= Graham Spiers =

Scottish sports journalist

Graham Spiers is a Scottish sports journalist who writes for the Scottish edition of The Times newspaper. He has won Scotland's Sports Journalist of the Year award four times.

Spiers grew up in Edinburgh, Fife and Glasgow, and attended the University of St Andrews. He worked as chief sportswriter at The Herald from 2001 to 2007. He then moved to The Times where has worked off and on since 2007. He was a regular pundit on the Scottish television football highlights show Scotsport, shown on STV, before the show ended in May 2008. He also appeared frequently on Clyde 1's football show Super ScoreBoard, and Setanta Sports' Press Box. From around 2011 onwards Spiers has appeared in various formats on BBC Radio Scotland.

He was brought up as a Rangers fan, but has been a prominent critic of Rangers' leadership and supporters, highlighting many incidents of racism and sectarianism.

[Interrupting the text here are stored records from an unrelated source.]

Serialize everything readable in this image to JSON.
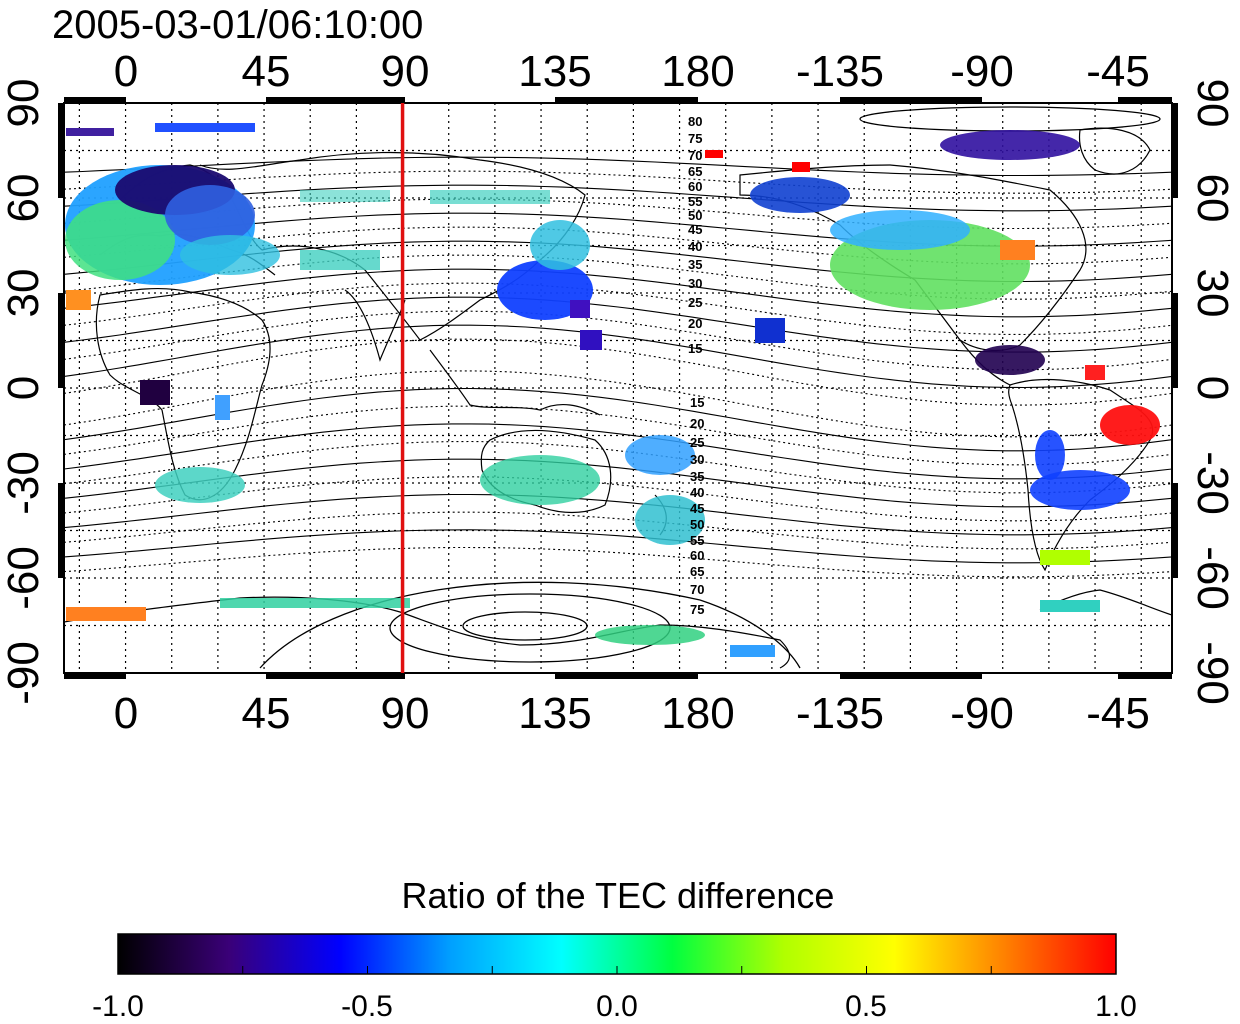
{
  "map": {
    "timestamp": "2005-03-01/06:10:00",
    "lon_ticks_top": [
      "0",
      "45",
      "90",
      "135",
      "180",
      "-135",
      "-90",
      "-45"
    ],
    "lon_ticks_bottom": [
      "0",
      "45",
      "90",
      "135",
      "180",
      "-135",
      "-90",
      "-45"
    ],
    "lat_ticks_left": [
      "90",
      "60",
      "30",
      "0",
      "-30",
      "-60",
      "-90"
    ],
    "lat_ticks_right": [
      "90",
      "60",
      "30",
      "0",
      "-30",
      "-60",
      "-90"
    ],
    "lon_range": [
      -20,
      340
    ],
    "lat_range": [
      -90,
      90
    ],
    "marker_line_lon": 90,
    "marker_line_color": "#e01010",
    "contour_labels_north": [
      "80",
      "75",
      "70",
      "65",
      "60",
      "55",
      "50",
      "45",
      "40",
      "35",
      "30",
      "25",
      "20",
      "15"
    ],
    "contour_labels_south": [
      "15",
      "20",
      "25",
      "30",
      "35",
      "40",
      "45",
      "50",
      "55",
      "60",
      "65",
      "70",
      "75"
    ]
  },
  "colorbar": {
    "title": "Ratio of the TEC difference",
    "ticks": [
      "-1.0",
      "-0.5",
      "0.0",
      "0.5",
      "1.0"
    ],
    "range": [
      -1.0,
      1.0
    ],
    "colors": [
      "#000000",
      "#3a0078",
      "#0000ff",
      "#00a0ff",
      "#00ffff",
      "#00ff40",
      "#b0ff00",
      "#ffff00",
      "#ff8000",
      "#ff0000"
    ]
  }
}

I have always happily ignored one of the traditional and cowardly rules of Scottish sports journalism – the rule which says, always apportion equal blame to Celtic and Rangers when talking of bigotry – by pointing a much bigger finger of blame at Rangers, the club I grew up supporting.

In 2007, Random House published his book, Paul Le Guen: Enigma: A Chronicle of Trauma and Turmoil at Rangers (ISBN 1-84596-291-5) on Le Guen's short tenure as the manager of Rangers. In the same year he contributed a chapter to the book It's Rangers for me?

In September 2008, Spiers wrote "For years now Celtic Park – unlike Ibrox – has been largely free of sectarian or racist chanting." In the aftermath of the 2008 UEFA Cup final riots, Spiers called Rangers "a club with poison at its core." In June 2013 Spiers expressed his own view that the Rangers which reformed in the lower divisions after the original company's 2012 liquidation was a new club rather than a direct continuation of the liquidated entity.

In January 2016, Spiers, by now a freelance writer, was involved in a dispute with Rangers regarding alleged comments made to him by a Rangers director. The club were demanding an apology from The Herald, for whom Spiers wrote a column, while the writer himself maintained that what he had written was accurate. Although The Herald published an apology for the column, Spiers in turn issued his own statement, defending himself and saying he would not be contributing any more columns to the paper. He joined The Times a month later, though that move had already been agreed before the Herald row.

Columnist Angela Haggerty of The Heralds sister paper, The Sunday Herald, was also sacked after she supported Spiers on Twitter.

In recent years, Spiers has conducted theatre interviews at the Edinburgh Fringe, involving figures from the world of politics, theatre, the arts and sport.